The old client-server web model is out of date, it’s on its last legs, it will eventually die. We need to move on, we need to start thinking differently if we are going to create web applications that are robust, independent and fast enough for tomorrow’s generation. We need to decentralise and move to a new distributed architecture
I've come to the conclusion that something like Git is the right architecture to move forward. This post tries to explain why and how.
It's somewhat disorganized, but I want to get this out of the Drafts folder.
A Git overview
Git is extremely simple: you have:
- an object store, mapping content addresses to content objects
- a set of references, mutable pointers to certain objects
Git uses trees to create filesystem-like hierarchical structures.
By knowing the root of the tree, we know the whole tree. (The connection to persistent data structures is interesting.)
Commits are just another kind of content object, which point to a particular tree. Commits also point to their parent commits, creating a chain of commits, recording the history of the repository over time.
Git's architecture has huge benefits:
- The integrity of arbitrarily large and complex data structures can be verified with a single hash comparison.
- Synchronization between two repositories is made extremely efficient: the repo that wants to sync with a remote repository sends the IDs of commits it has to the remote, which tells the remote what objects the repo is missing. These are then sent to the repo in a compressed packfile.
Git for P2P Web Apps
What's a P2P web app? I'm thinking of things like del.icio.us, wikis, Twitter - but serverless.
Well, there may be servers, but they're not the central component anymore. They can act as caches, and as always-on storage.
How could this work?
- Local storage: A user's data is stored locally in the browser.
- Browser-2-browser communications: There's a way to talk to other users' browsers. (Initially this will have to run through a in-cloud relay server, but I'm sure we'll get browser-2-browser comms soon. See for example IETF's Real-Time Communication in WEB-browsers.)
- Efficient sync: Use Git-like protocol to retrieve other users' data and cache it locally.
- Cloud-based caches/storage: Servers are just peers in the network, that are usually online.
- Indexing: Peers index interesting data using IndexedDB to provide views like timelines and search.
- Security: This is really a huge issue, but I think it can be solved with a liberal sprinkling of public-key cryptography. ;)
One problem Git has is with very large directories.
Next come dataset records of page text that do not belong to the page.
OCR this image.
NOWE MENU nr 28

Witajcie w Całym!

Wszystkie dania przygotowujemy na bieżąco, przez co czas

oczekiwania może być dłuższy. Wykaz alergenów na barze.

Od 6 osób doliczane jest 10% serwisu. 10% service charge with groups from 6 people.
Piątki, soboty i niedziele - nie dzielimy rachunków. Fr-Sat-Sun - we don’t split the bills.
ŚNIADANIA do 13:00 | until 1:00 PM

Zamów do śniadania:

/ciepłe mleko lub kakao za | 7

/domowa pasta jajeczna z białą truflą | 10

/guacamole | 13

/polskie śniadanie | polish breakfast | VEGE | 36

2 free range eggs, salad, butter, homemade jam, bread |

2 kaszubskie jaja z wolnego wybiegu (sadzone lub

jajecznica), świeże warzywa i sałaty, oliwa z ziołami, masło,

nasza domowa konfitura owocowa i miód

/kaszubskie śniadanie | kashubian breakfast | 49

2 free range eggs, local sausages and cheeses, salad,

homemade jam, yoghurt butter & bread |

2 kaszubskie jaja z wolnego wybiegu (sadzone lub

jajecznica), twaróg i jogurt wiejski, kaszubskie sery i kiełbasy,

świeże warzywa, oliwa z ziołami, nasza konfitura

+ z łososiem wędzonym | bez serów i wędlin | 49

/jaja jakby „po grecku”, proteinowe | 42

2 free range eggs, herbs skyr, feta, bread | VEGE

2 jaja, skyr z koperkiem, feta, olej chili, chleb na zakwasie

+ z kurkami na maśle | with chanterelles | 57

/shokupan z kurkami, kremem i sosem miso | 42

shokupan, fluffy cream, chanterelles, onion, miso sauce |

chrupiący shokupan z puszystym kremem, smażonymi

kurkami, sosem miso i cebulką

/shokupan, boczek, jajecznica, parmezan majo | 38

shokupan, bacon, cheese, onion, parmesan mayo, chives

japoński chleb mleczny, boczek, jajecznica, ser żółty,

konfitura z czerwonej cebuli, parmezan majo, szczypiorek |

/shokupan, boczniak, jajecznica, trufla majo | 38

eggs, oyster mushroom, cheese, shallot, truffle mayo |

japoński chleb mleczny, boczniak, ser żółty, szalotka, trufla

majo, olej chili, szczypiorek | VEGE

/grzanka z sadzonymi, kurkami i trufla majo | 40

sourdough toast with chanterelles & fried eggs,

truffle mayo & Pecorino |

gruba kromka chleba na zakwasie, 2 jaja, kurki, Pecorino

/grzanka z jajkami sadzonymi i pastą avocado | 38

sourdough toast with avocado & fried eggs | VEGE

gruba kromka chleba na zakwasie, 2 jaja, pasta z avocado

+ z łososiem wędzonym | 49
But we can easily work around this using something like a date-based YYYY/MM/DD hierarchical structure.
The main thing to get is that integrity and efficient transfer of changes falls right out of the Git model (or any similar content-based model.)
The great aesthetic which will inaugurate the twenty-first century will be the utterly invisible quality of intellectual integrity; the integrity of the individual dealing with his scientific discoveries; the integrity of the individual in dealing with conceptual realization of comprehensive interrelatedness of all events; the integrity of the individual dealing with the only experimentally arrived at information regarding invisible phenomena; and finally integrity of all those who formulate invisibly within their respective minds and invisibly with the only mathematically dimensionable, advanced technologies, on the behalf of their fellow men.
- Buckminster Fuller, 1973
- Buckminster Fuller, 1973